What accessing preventive health care should look like after the pandemic

What should the new phase of accessing health care look like?

The COVID-19 pandemic has only highlighted longtime disparities and problems with accessing health care—from underserved communities to racial inequities. But while health care providers work on treating current public health issues, “there is a desire for us to move our attention upstream to protecting, preserving, and promoting health and wellness,” said Dr. Michelle Williams, dean of the faculty at the T.H. Chan School of Public Health at Harvard University, during Fortune’s virtual Brainstorm Health conference on Wednesday.

For those like Williams, the key to giving the health consumer greater access to care needs to be thought of more holistically. “Health is more than the absence of disease, health is really about wellness and a capacity to thrive,” she explained. In that sense, the “new front door to health and wellness” needs to focus on delaying the need for health care “as long as we can and put our investments more toward protecting [and] preserving” a healthy life as long as possible, according to Williams.

Crucial in that push is the role of information technology in health care, and for individuals to not only have access to, but own, data about one’s health. In this new phase, Williams said that “people would have the trust and confidence that their data are available for making the right clinical decisions and are owned by the patient, the population, so they can also use that information to manage their own health and wellness.”

Using that information technology to improve and optimize health care is key: “If individuals who had chronic disease, hypertension or diabetes, knew their numbers [if their blood sugars were too high] and if they were empowered to join the health care professionals in caring for their own health…they would be empowered to make healthful decisions for themselves and for their families,” she said. That includes enabling individuals to gain access to a healthier diet of fruits and vegetables and less-processed foods.

But having all the information is only one piece of the puzzle: Access to the kinds of healthy “micro-steps,” as Williams calls them, is another story.

Bringing preventive health and wellness to the masses also has to take into account the access these communities have. “We are having people in a community where we’re telling them, ‘Eat well, eat healthfully,’ but in that community, there is not a ready access of those foods,” Williams said. The problem of communities living in so-called food deserts, where access to healthy food is limited (and which tend to occur more often in majority Black communities), has only come further into the forefront in recent months.

“We have to get the message and the opportunity to engage in the healthful behavior aligned,” Williams said. “That is going to require multiple sectors working together.”

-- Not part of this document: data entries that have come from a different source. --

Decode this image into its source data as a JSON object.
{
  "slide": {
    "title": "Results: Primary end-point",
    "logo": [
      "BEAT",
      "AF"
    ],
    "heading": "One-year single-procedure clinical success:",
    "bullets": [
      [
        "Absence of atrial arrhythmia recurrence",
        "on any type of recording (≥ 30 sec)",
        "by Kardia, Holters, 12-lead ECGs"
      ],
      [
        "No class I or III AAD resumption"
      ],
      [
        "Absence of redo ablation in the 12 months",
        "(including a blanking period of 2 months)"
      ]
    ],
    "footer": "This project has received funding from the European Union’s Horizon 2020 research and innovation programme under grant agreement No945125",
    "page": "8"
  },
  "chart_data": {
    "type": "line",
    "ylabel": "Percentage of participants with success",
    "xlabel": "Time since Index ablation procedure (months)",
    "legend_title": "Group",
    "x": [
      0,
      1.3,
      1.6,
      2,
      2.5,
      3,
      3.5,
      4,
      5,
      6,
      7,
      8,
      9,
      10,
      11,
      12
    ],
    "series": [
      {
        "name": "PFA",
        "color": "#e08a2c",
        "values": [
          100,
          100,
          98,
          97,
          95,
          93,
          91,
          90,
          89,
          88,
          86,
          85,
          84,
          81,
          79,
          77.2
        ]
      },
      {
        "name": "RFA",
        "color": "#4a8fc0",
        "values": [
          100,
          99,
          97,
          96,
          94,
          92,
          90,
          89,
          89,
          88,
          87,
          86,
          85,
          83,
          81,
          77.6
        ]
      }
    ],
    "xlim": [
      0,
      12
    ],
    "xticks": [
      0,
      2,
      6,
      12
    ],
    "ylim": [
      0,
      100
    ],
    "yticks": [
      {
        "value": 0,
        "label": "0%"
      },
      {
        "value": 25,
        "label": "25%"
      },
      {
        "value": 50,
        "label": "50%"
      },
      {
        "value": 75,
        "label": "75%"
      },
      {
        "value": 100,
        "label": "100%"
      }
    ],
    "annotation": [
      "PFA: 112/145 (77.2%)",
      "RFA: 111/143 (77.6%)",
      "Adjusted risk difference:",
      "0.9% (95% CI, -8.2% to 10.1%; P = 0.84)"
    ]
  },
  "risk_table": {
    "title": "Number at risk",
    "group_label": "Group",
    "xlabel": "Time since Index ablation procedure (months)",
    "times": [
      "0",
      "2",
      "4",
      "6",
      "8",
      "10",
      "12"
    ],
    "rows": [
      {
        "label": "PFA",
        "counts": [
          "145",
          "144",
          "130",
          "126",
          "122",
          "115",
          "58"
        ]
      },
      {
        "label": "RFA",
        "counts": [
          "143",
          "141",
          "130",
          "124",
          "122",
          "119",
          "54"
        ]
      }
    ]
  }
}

Changing long-standing behaviors will likely take a village. While making “small, positive, health-forward decisions” is crucial for individuals, Williams suggests people need to be “surrounded in an ecosystem that is also health-forward” for those changes to take hold. “That ecosystem can be a family, can be the community, can be the workplace, [and] it can also be the policies that we write and implement as a nation,” she said.

But with only around 2.5% of health dollars budgeted for public health, a realignment of investment back into communities will be important in helping individuals make and sustain these healthy behaviors.

Nipping diseases in the bud (and encouraging healthy lifestyles in communities) could have a major net effect, she says: “We would have a healthier overall population that staves off so much of the morbidity and premature mortality that is attributable to preventable causes.”